Drunk driving has always been a problem, and a leading cause of traffic accidents throughout the country. Multiple organizations, including law enforcement, schools, and independent groups have lobbied for greater safety education and emphasis on the dangers of driving while intoxicated. So why is it that 2016 was one of the worst years on record for drunk driving?
According to a recent report, 10,265 people were killed in 2015 (the last year on record), and data suggests that 2016 was an even deadlier year. Every day, 28 people are killed by a drunk driver-which adds up to 1 every 51 minutes or so. Every year, the total cost of alcohol-related crashes exceeds $44 billion.
You know that drinking and driving is bad; you’ve been told this many times before, and have likely reminded your friends or loved ones about this in the past as well. We also know the statistics, and publish them in an effort to reduce the negative impact of intoxicated driving. Intuitively, these numbers should be decreasing, but they aren’t.
There are a few possible reasons why these numbers aren’t decreasing:
- Alcohol consumption changes. There are currently more than 15 million people in the United States with alcohol abuse disorders. Rates of both alcohol consumption and alcohol abuse have risen consistently over the past several years. Drinking alcohol regularly doesn’t necessarily increase the prevalence of drunk driving, but it’s more likely for a person to drive while drunk if they frequently abuse alcohol. The increased number of alcohol abusers and alcohol dependents could be indirectly responsible for the increase in drunk driving deaths.
- Limited accountability. In some areas, a tavern or establishment serving alcohol can be held liable for a crash resulting from a drunk driver previously at that establishment. However, this legal ruling isn’t the norm everywhere. For the most part, only the driver directly responsible for driving under the influence will be charged after causing an accident. If punitive measures were more severe for establishments, it could be more effective than simple warnings and education programs about the dangers of drunk driving; more people would be forced to take action against would-be drunk drivers.
- Education failings. Collectively, we’ve been able to greatly increase the visibility and prominence of anti-drunk-driving messages. However, with the statistics showing that drunk driving is still a growing problem, it’s clear that there’s something ineffective in these messages. We may be saying the wrong things, speaking to the wrong audience, or displaying the messages in the wrong places.
- Demographic changes. Historically, males have been disproportionately responsible for drinking and driving, with 15 percent of men partaking in the act (compared to only 8 percent of women). However, the total number of women who drink and drive has increased by a surprising 36 percent over the course of the past decade. Still, this is only a minor effect, and only serves to complement the other contributing factors.
- Random statistical fluctuations. It is possible that the recent increases aren’t tied to any objectively reasonable influence; instead, it could be a random fluctuation, and in a few years, the numbers may fall back to where they were initially. There will always be some percentage of people who drink and drive, especially since drinking and driving is so common for repeat offenders, so the recent increases may not be a permanent rise.

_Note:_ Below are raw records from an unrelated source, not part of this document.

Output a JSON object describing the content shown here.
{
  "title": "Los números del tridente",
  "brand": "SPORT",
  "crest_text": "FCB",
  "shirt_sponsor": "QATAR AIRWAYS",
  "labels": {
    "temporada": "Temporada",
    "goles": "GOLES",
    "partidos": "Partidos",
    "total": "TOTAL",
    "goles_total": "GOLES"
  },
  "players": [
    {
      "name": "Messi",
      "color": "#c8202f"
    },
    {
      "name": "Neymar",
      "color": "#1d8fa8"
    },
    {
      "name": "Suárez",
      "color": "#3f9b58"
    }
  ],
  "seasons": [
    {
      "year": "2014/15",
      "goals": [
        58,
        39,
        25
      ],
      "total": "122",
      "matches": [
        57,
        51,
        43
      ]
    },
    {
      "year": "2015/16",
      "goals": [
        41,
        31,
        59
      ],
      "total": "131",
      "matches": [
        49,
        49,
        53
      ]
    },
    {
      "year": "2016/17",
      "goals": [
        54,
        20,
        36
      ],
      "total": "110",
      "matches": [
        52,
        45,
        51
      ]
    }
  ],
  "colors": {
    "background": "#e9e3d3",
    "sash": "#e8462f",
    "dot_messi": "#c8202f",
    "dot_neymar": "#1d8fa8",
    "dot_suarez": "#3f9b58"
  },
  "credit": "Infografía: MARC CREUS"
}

It’s hard to say exactly why the number of drunk driving cases is increasing, but its increase is alarming, nonetheless. With 28 people dying every day due to intoxicated driving, there’s more we can do as a society to stop or slow these preventable deaths. If you consume alcohol, find a way home that doesn’t involve driving, and if you see someone drinking excessively, don’t let them drive. Even small contributions like these can help curtail the growth we’re seeing in this nationwide problem.